A caption featuring a pair of cartoon Wild West cowboys warns about robberies and other troubles that players elsewhere have recounted. It added,
"There have been reports that players have gotten run over, fallen into water, gotten bitten by a snake or robbed."
The list is the latest in a slew of warnings issued worldwide since the hugely popular smartphone app was launched recently.
It has already been blamed for a wave of crimes, traffic violations, and complaints in cities around the globe.
Pokemon Go has been released in more than 30 countries and is expected to be launched imminently in Japan, where Nintendo created the franchise two decades ago.
The app challenges players armed with their smartphones to roam the real world in search of cartoon monsters to capture and train for battles.
Pokemon Dates
US dating company Project Fixup has launched a Pokémon Go match-making service, offering gamers the opportunity to find love while catching Pokemon on the wildly popular app.
The app, spotted by Business Insider, is titled "PokéDates" and aims to set up prospective partners by matching single Pokemon Go players together after they have answered a few questions to the PokéDates matchmaking team, then sending them on pre-arranged Pokémon hunting dates through their city.
The service coordinates the entire Pokémon Go date, from selecting the match to finding a time based on members' provided availability, and selecting the most convenient PokéStop or PokéGym to meet up at.
While "PokéDates" will initially only be available in the US, the app had reportedly already clocked up 2,200 new signups, with 10-15 new ones occurring every minute, within a few hours of being launched live.
Project Fixup has hinted that wider roll out could take place in coming weeks and months if the service proves popular.
Lagos alert
It's safe to say Nintendo's hit mobile game Pokemon Go is more suited for playing in the clean, well-lit streets of San Francisco or the impeccably-maintained parks of New York.
Anarchic Lagos on the other hand, with its seemingly suicidal motorcyclists, festering sewage, and prowling thieves, doesn't appear to be the ideal place to go hunting virtual creatures.
But some locals in the West African megacity think nothing of braving the chaos to catch them all.
"Here it's like Mad Max, you've gotta be sharp or else there will be some injuries," Timi Ajiboye, a 23-year-old software developer, told AFP.
"Sometimes it's just not safe to bring out your phone.
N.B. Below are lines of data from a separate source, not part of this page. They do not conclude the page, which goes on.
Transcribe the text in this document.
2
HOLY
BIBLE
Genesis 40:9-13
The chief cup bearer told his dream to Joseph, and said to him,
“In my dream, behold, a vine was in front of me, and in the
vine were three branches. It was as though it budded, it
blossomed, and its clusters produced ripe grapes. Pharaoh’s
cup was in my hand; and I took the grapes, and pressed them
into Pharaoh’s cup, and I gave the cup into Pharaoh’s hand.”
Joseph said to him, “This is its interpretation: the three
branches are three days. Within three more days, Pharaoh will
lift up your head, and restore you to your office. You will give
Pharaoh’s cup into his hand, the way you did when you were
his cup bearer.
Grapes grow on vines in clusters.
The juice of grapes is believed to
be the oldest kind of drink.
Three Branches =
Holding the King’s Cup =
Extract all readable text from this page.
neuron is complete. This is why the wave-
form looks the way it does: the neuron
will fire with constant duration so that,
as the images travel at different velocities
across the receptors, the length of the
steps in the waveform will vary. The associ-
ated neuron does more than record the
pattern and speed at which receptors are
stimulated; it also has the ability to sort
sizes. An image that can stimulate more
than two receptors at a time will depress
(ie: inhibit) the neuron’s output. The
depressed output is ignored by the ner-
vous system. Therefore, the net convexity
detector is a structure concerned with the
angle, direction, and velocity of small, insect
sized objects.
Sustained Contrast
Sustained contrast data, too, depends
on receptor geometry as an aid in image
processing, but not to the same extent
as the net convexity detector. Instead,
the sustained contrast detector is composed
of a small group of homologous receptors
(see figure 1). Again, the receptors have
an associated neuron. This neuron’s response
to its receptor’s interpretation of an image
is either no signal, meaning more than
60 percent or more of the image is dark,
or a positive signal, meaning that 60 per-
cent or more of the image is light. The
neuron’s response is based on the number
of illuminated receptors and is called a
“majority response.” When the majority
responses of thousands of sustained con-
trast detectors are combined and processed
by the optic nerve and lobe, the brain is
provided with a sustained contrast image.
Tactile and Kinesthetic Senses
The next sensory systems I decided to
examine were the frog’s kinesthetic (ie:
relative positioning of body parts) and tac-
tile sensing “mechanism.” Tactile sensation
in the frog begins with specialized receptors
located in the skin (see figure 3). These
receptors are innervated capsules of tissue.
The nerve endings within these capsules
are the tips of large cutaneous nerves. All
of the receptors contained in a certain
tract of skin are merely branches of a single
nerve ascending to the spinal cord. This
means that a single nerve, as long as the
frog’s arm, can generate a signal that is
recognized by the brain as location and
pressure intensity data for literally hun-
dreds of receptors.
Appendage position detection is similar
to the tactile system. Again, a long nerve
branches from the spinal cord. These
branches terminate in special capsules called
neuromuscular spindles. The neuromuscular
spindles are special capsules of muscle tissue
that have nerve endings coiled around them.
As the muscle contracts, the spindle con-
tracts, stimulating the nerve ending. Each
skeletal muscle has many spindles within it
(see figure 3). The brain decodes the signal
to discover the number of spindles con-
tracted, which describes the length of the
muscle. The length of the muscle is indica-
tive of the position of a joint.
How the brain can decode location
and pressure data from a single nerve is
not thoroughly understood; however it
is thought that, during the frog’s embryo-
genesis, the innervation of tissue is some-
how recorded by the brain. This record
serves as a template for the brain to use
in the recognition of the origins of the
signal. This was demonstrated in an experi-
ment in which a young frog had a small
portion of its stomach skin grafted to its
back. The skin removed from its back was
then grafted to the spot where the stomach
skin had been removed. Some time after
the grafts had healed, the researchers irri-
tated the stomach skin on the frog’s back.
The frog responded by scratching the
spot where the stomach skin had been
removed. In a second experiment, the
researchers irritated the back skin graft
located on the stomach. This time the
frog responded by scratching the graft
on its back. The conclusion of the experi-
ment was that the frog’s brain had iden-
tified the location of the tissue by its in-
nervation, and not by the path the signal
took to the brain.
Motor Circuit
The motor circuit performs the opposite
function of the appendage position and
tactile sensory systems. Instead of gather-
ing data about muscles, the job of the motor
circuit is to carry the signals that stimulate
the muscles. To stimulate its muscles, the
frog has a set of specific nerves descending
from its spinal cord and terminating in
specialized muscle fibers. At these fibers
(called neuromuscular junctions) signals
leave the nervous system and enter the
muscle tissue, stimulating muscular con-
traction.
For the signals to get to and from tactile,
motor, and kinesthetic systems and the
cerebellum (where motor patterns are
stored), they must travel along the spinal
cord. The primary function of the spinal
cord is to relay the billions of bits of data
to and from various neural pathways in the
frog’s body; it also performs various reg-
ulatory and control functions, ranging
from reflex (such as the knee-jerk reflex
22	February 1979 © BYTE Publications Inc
If you do, thieves will come at you like flies," added Ajiboye's younger brother Tade.
Playing may be dangerous yet Nigeria has its perks, insisted the 19-year-old electrical engineering student at the University of Lagos.
"There's so much rare Pokemon here because it's not a mainstream country," Tade said. "Fortunately for me, I live here."
The 19-year-old explained that he's seen "quite a few Bulbasaur" though hasn't been able to catch the green dinosaur-like species since "they are very stubborn".
Like many other players around the world, the Ajiboye brothers found a way to download the game when it was released early this July, despite it being officially available only in the United States, Australia and New Zealand.
The enthusiastic uptake is a sign of the mobile revolution happening in Nigeria, which is Africa's largest mobile market.
Companies have committed to 3G coverage in 90 per cent of the country and are starting a fibre network roll-out in six cities, according to Bloomberg News.
Turkey for ban
The union for imams in Turkey called for a ban of the game, which overlays play on the real world, on the grounds that it insulted Islam.
Head of the Diyanet-Sen union of imams Mehmet Bayraktutar was quoted by Haberturk daily as saying the game "undermines the significance and value of places where people worship" as users try to find Pokemon even in mosques.
Bayraktutar even went as far as to suggest the game was a western plot against Islam. "I condemn this, I want it to be banned in Turkey."
His comments come a day after the Auschwitz museum asked the game's makers to block players at the former Nazi death camp out of respect for the dead.